Hal itu diungkapkan Sudirman selaku nelayan kepada media, seperti akses jalan jembatan kayu bambu yang di bongkar kemarin.
BERITA TERKAIT :"Iya jalan aksesnya jauh keperahu, karena kemarin jembatan bambu yang satu di bongkar, jadi kalau ada apa apa ya jauh, saya juga tahunya kemarin jam satuan mungkin beberapa hari saja, nanti dibikin lagi ,"ujar Sudirman, kemarin
Lanjut Sudirman mengatakan, ia bersama nelayan lainnya mengkhawatirkan hal- hal yang tidak diinginkan, apa lagi disaat musim takut perahu-perahu mereka tenggelam.
Selain itu Sudirman juga dipercayakan untuk mengawasi tanah dari pemilik Emir Zarry. Dikatakan dia ada tanah yang di awasi ke ambil untuk proyek.
"Saya jaga tanah pak Emir, tanahnya keambil, jadi saya kemarin datang," pungkasnya.
Sudirman juga mengharapkan adanya dermaga permanen, padahal kata dia. Menurut dia nelayan pernah dijanjikan oleh PUPR pada bulan delapan.
"Nah ini dia nii, kemarin dijanjikan pihak dari PUPR akan di buat dermaga permanen pada bulan delapan, sampai sekarang belum. Untuk dibutuhkan warga itu adalah dermaga permanen,"ungkapnya.
Lain halnya Muhammad Darwis Sule Ketua RT 004/04, baginya proyek ini memang mengganggu.
"Memang terganggu aktifitas nelayan kesini hampir 200 meter. Namun nanti dampaknya kedepan menguntungkan," pungkas Darwis.
Menurut dia proyek pembangunan ini sudah di sosialisasi, tetapi belum ada di RT 001. Namun juga di pemukiman tidak ada sosialisasi, serta belum ada kesepakatan antara warga dengan pemerintah.
Darwis pun menerangkan terkait lahan kepemilikan fisik dan yang membayar pajak, dia berharap penerintah untuk memberikan ganti rugi kepada hak penggarap.

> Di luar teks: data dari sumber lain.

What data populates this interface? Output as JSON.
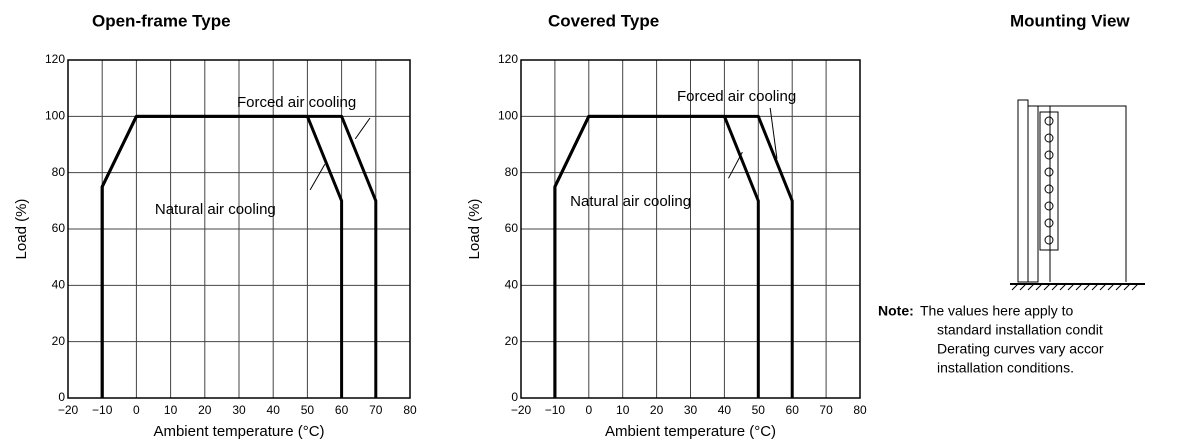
{
  "chart_data": [
    {
      "type": "line",
      "title": "Open-frame Type",
      "x_label": "Ambient temperature (°C)",
      "y_label": "Load (%)",
      "xlim": [
        -20,
        80
      ],
      "ylim": [
        0,
        120
      ],
      "xticks": [
        {
          "value": -20,
          "label": "−20"
        },
        {
          "value": -10,
          "label": "−10"
        },
        0,
        10,
        20,
        30,
        40,
        50,
        60,
        70,
        80
      ],
      "yticks": [
        0,
        20,
        40,
        60,
        80,
        100,
        120
      ],
      "grid": true,
      "series": [
        {
          "name": "Natural air cooling",
          "color": "#000000",
          "x": [
            -10,
            -10,
            0,
            50,
            60,
            60
          ],
          "values": [
            0,
            75,
            100,
            100,
            70,
            0
          ]
        },
        {
          "name": "Forced air cooling",
          "color": "#000000",
          "x": [
            -10,
            -10,
            0,
            60,
            70,
            70
          ],
          "values": [
            0,
            75,
            100,
            100,
            70,
            0
          ]
        }
      ]
    },
    {
      "type": "line",
      "title": "Covered Type",
      "x_label": "Ambient temperature (°C)",
      "y_label": "Load (%)",
      "xlim": [
        -20,
        80
      ],
      "ylim": [
        0,
        120
      ],
      "xticks": [
        {
          "value": -20,
          "label": "−20"
        },
        {
          "value": -10,
          "label": "−10"
        },
        0,
        10,
        20,
        30,
        40,
        50,
        60,
        70,
        80
      ],
      "yticks": [
        0,
        20,
        40,
        60,
        80,
        100,
        120
      ],
      "grid": true,
      "series": [
        {
          "name": "Natural air cooling",
          "color": "#000000",
          "x": [
            -10,
            -10,
            0,
            40,
            50,
            50
          ],
          "values": [
            0,
            75,
            100,
            100,
            70,
            0
          ]
        },
        {
          "name": "Forced air cooling",
          "color": "#000000",
          "x": [
            -10,
            -10,
            0,
            50,
            60,
            60
          ],
          "values": [
            0,
            75,
            100,
            100,
            70,
            0
          ]
        }
      ]
    }
  ],
  "mounting_view": {
    "title": "Mounting View",
    "note_label": "Note:",
    "note_lines": [
      "The values here apply to",
      "standard installation condit",
      "Derating curves vary accor",
      "installation conditions."
    ]
  }
}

Diterangkan Darwis lahan kepemilikan yang terdampak luasnya 1200 lebih. Bahkan hampir 2000 an. Memang kemarin sempat ada rapat pemancangan.
Begitu juga terkait Emir pemilik lahan yang terdampak, dikatakan Darwis, Emir mengizinkan untuk program pemerintah atau tidak mengganggu program pemerintah, namun hak lahannya untuk diperhatikan.

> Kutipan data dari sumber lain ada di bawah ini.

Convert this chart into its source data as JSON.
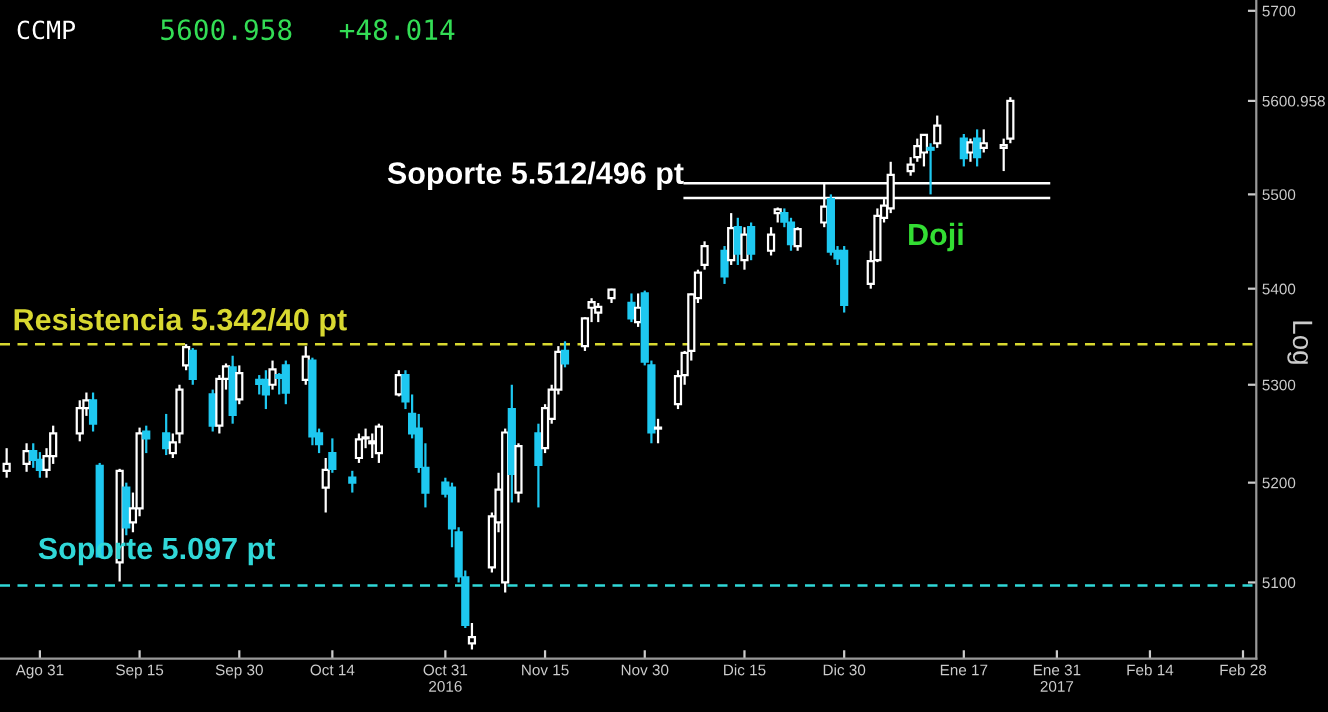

Waktu yang sama Yulla tokoh masyarakat atau mantan Ketua RW 04 dan bagian pemilik lahan yang terdampak menjelaskan kepada media.
Untuk proyek berjalan memang bagi nelayan saat ini dirugikan, karena ada pemukiman, kemudian untuk sosialisasi tidak ada kepastian meski ada kesepakatan.
"Tapi mau tak mau tetap aja kemauan mereka yang jadi,, seolah olah pemaksaan" pungkas Yulla.
Meski proyek ini tetap harus berjalan, setidaknya kata Yulla, harus ada keadilan.
"Walapun pembangunan ini tetap berjalan kita tidak menolak. Kita mendukunglah, tapi kan harus sosialisasi sebelum kegiatan ini dimulai, agar tidak mengganggu kegiatan nelayan atau memikirkannya,"imbuhnya.
Untuk lahan terdampak disebutkan Yulla ada enam orang kepemilikan, dia inginkan ada ganti rugi seperti di Dadap, karena menurutnya kegiatan di Dadap sama halnya kegiatan yang ada disini.
Dan harapan dia untuk duduk bersama, apa keinginan masyarakat agar diberikan diberikan kesepakatan.
Bahkan Yulla menjelaskan untuk janji pembangunan dermaga yang dijanjikan bulan agustus 2023, sampai saat ini belum ada realisasinya.